Thank goodness ACT UP was formed, and successful, or else the goverments moves would have taken even longer – and that’s if they ever happened at all.
And AIDS is living proof that when there’s enough of an outcry, when it finally responds, government CAN AND DOES make a difference.
Hunter
I was lucky, in a way — I made it out of the ’70s healthy — but lost most of my friends. I made new friends, and then lost them, including one or two who could have been much more than friends, if they had lived.
I don’t know if I could bear to watch this movie — I’m afraid it would call up too many memories that I’ve spent too long putting to rest.
But I have learned to fight for things that are important — and to understand what the important things are. We all owe ACT-Up, big time.
hep kitty
@c u n d gulag: Yes, I guess I mean the country as a whole seems to have forgotten. I remember when Magic Johnson came out with being HIV+ I totally freaked out! But here he is, healthy and fine. But of course, he could afford the best , most advanced treatment money could buy. Even so, at the time, I didn’t expect him to live, certainly not to 2012. The wonders of modern science. Rachel did a piece on ACT UP a while back. It was just a terrifying time for everyone. And yes, back in the day, I had gay friends! They were too afraid to be tested.
hep kitty
I sound like Stephen Colbert with the “I have a black friend” thing. “I had gay friends!”
But then I got into a very conservative profesion and any gay ppl I may have known certainly kept things under wraps. (This was the 90’s)

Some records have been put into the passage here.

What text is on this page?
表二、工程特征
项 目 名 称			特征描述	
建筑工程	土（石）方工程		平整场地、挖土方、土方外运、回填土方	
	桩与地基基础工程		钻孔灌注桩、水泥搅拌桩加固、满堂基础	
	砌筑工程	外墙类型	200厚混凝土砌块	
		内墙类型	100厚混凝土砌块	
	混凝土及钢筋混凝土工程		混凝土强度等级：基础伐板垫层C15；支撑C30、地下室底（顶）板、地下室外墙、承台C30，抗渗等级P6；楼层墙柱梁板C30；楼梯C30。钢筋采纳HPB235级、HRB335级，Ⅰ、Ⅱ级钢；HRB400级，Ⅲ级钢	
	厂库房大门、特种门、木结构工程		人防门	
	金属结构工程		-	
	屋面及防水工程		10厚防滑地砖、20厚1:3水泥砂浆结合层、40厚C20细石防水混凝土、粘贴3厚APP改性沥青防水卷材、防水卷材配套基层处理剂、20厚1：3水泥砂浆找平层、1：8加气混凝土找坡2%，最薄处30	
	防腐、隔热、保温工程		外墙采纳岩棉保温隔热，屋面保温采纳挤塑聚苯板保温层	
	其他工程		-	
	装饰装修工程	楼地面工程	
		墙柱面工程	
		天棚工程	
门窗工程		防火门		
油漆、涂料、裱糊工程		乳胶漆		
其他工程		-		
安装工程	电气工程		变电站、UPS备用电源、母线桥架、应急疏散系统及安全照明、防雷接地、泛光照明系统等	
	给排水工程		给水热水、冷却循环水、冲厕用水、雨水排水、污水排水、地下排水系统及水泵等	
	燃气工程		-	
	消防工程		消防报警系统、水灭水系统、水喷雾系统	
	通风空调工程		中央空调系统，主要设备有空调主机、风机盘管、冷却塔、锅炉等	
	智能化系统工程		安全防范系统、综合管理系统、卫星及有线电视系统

One atty died of AIDs several yrs ago, but that cause of death was attributed to cancer or something like that. Nobody was supposed to know he was gay. My ex told me and I was shocked.
MaxxLange
@raven:
You mean the glassing scene?
TaMara (BHF)
4 members of my family had hemophilia, we lost everyone of them. It’s a devastating illness to die from. And of course, secrecy was an ugly necessity. I don’t think I can watch the film. I saw a documentary about the hemophilia population being decimated and that big pharma knew the blood supply was contaminated. I was angry for weeks after.

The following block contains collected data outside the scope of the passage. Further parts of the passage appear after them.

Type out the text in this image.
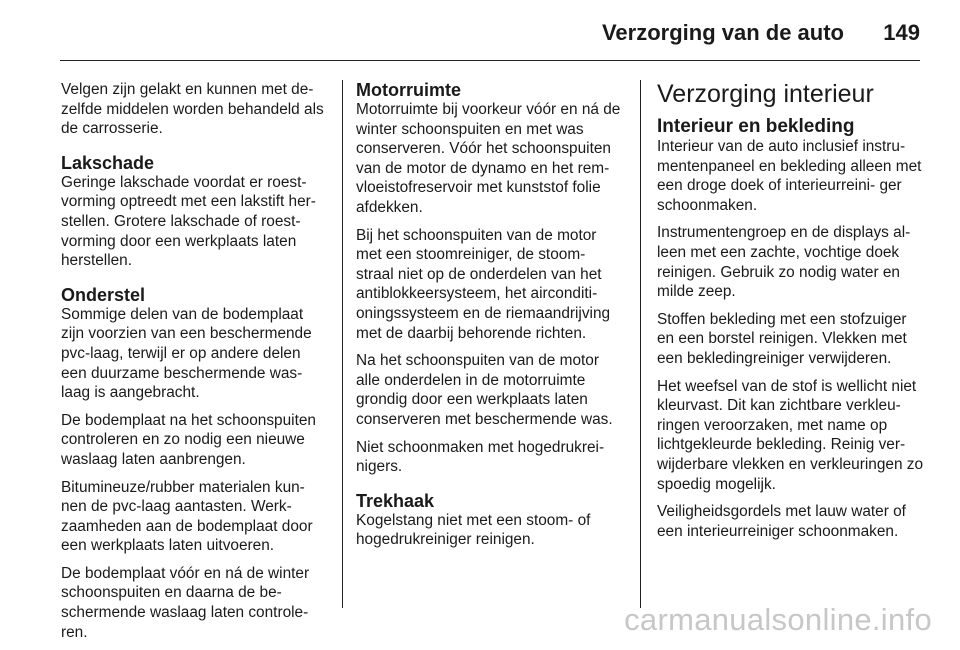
Verzorging van de auto 149

Velgen zijn gelakt en kunnen met de- zelfde middelen worden behandeld als de carrosserie.

Lakschade

Geringe lakschade voordat er roest- vorming optreedt met een lakstift her- stellen. Grotere lakschade of roest- vorming door een werkplaats laten herstellen.

Onderstel

Sommige delen van de bodemplaat zijn voorzien van een beschermende pvc-laag, terwijl er op andere delen een duurzame beschermende was- laag is aangebracht.

De bodemplaat na het schoonspuiten controleren en zo nodig een nieuwe waslaag laten aanbrengen.

Bitumineuze/rubber materialen kun- nen de pvc-laag aantasten. Werk- zaamheden aan de bodemplaat door een werkplaats laten uitvoeren.

De bodemplaat vóór en ná de winter schoonspuiten en daarna de be- schermende waslaag laten controle- ren.

Motorruimte

Motorruimte bij voorkeur vóór en ná de winter schoonspuiten en met was conserveren. Vóór het schoonspuiten van de motor de dynamo en het rem- vloeistofreservoir met kunststof folie afdekken.

Bij het schoonspuiten van de motor met een stoomreiniger, de stoom- straal niet op de onderdelen van het antiblokkeersysteem, het airconditi- oningssysteem en de riemaandrijving met de daarbij behorende richten.

Na het schoonspuiten van de motor alle onderdelen in de motorruimte grondig door een werkplaats laten conserveren met beschermende was.

Niet schoonmaken met hogedrukrei- nigers.

Trekhaak

Kogelstang niet met een stoom- of hogedrukreiniger reinigen.

Verzorging interieur
Interieur en bekleding

Interieur van de auto inclusief instru- mentenpaneel en bekleding alleen met een droge doek of interieurreini- ger schoonmaken.

Instrumentengroep en de displays al- leen met een zachte, vochtige doek reinigen. Gebruik zo nodig water en milde zeep.

Stoffen bekleding met een stofzuiger en een borstel reinigen. Vlekken met een bekledingreiniger verwijderen.

Het weefsel van de stof is wellicht niet kleurvast. Dit kan zichtbare verkleu- ringen veroorzaken, met name op lichtgekleurde bekleding. Reinig ver- wijderbare vlekken en verkleuringen zo spoedig mogelijk.

Veiligheidsgordels met lauw water of een interieurreiniger schoonmaken.

carmanualsonline.info
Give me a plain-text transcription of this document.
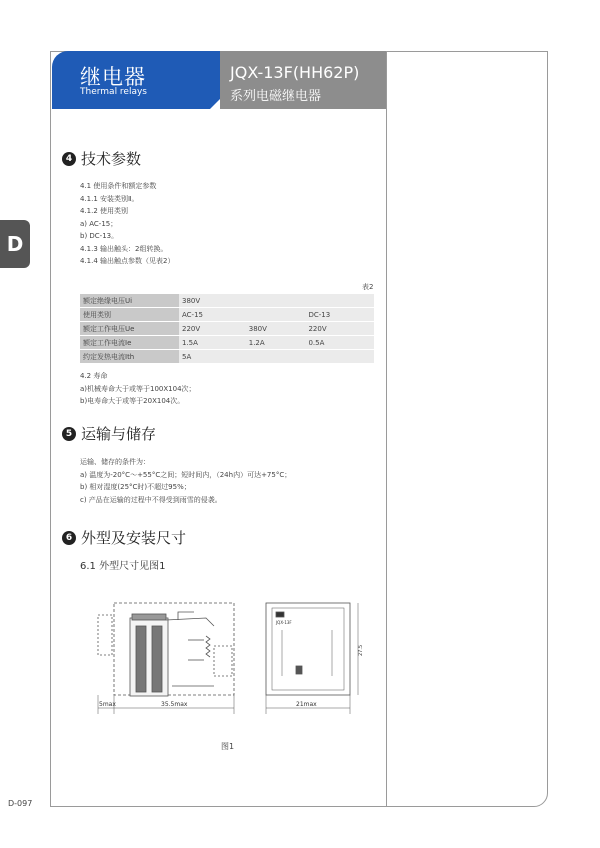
继电器
Thermal relays
JQX-13F(HH62P)
系列电磁继电器
D
4 技术参数
4.1 使用条件和额定参数
4.1.1 安装类别Ⅱ。
4.1.2 使用类别
a) AC-15；
b) DC-13。
4.1.3 输出触头：2组转换。
4.1.4 输出触点参数（见表2）
表2
额定绝缘电压Ui	380V		
使用类别	AC-15		DC-13
额定工作电压Ue	220V	380V	220V
额定工作电流Ie	1.5A	1.2A	0.5A
约定发热电流Ith	5A		
4.2 寿命
a)机械寿命大于或等于100X104次；
b)电寿命大于或等于20X104次。
5 运输与储存
运输、储存的条件为：
a) 温度为-20°C～+55°C之间；短时间内，（24h内）可达+75°C；
b) 相对湿度(25°C时)不超过95%；
c) 产品在运输的过程中不得受到雨雪的侵袭。
6 外型及安装尺寸
6.1 外型尺寸见图1
5max	35.5max
JQX-13F
21max
27.5
图1
D-097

And I was already pretty angry about the way the gay community was treated….
Hypatia's Momma
@geg6:
Your hypocrisy is nothing short of astounding.
Hypatia's Momma
@hep kitty:
People without his money are still alive, so that’s not the only reason he’s survived for so long while still infected. There are fascinating reasons why some folks are better able to resist full-scale HIV assault, albeit with medical assistance.

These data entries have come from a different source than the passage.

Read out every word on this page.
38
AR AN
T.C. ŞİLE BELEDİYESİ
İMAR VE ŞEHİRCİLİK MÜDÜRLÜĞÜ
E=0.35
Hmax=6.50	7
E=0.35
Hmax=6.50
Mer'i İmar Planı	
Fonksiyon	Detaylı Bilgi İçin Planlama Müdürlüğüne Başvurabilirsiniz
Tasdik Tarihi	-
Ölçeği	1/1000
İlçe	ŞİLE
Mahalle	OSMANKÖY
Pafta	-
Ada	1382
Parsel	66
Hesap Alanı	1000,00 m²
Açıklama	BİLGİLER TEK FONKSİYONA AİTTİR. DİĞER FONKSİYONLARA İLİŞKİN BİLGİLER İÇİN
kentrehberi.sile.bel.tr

I’m in the group that had friends die off by the tens in the 80s but some of them have survived and are doing pretty damn well. Barring an absolute cure, they will always be infected but at least the virus is below titration levels.
trollhattan
In related news:
http://www.sacbee.com/2012/10/02/4874600/lawsuit-filed-over-california.html#storylink=cpy
Robin
I can’t wait to see the movie.I want to see if the movie portrays all of us meaning white,jewish surburben housewife that i am. How come we are never talked about in the case of aids.We come in all colors,ages,healthy,nonhealthy,good people,bad people ,religons,sexes,homosexual,heterosexuals,grandmas,grandpas,in every state and every country.Why is it a big secret even now.That the faces of aids is all of us.What about us??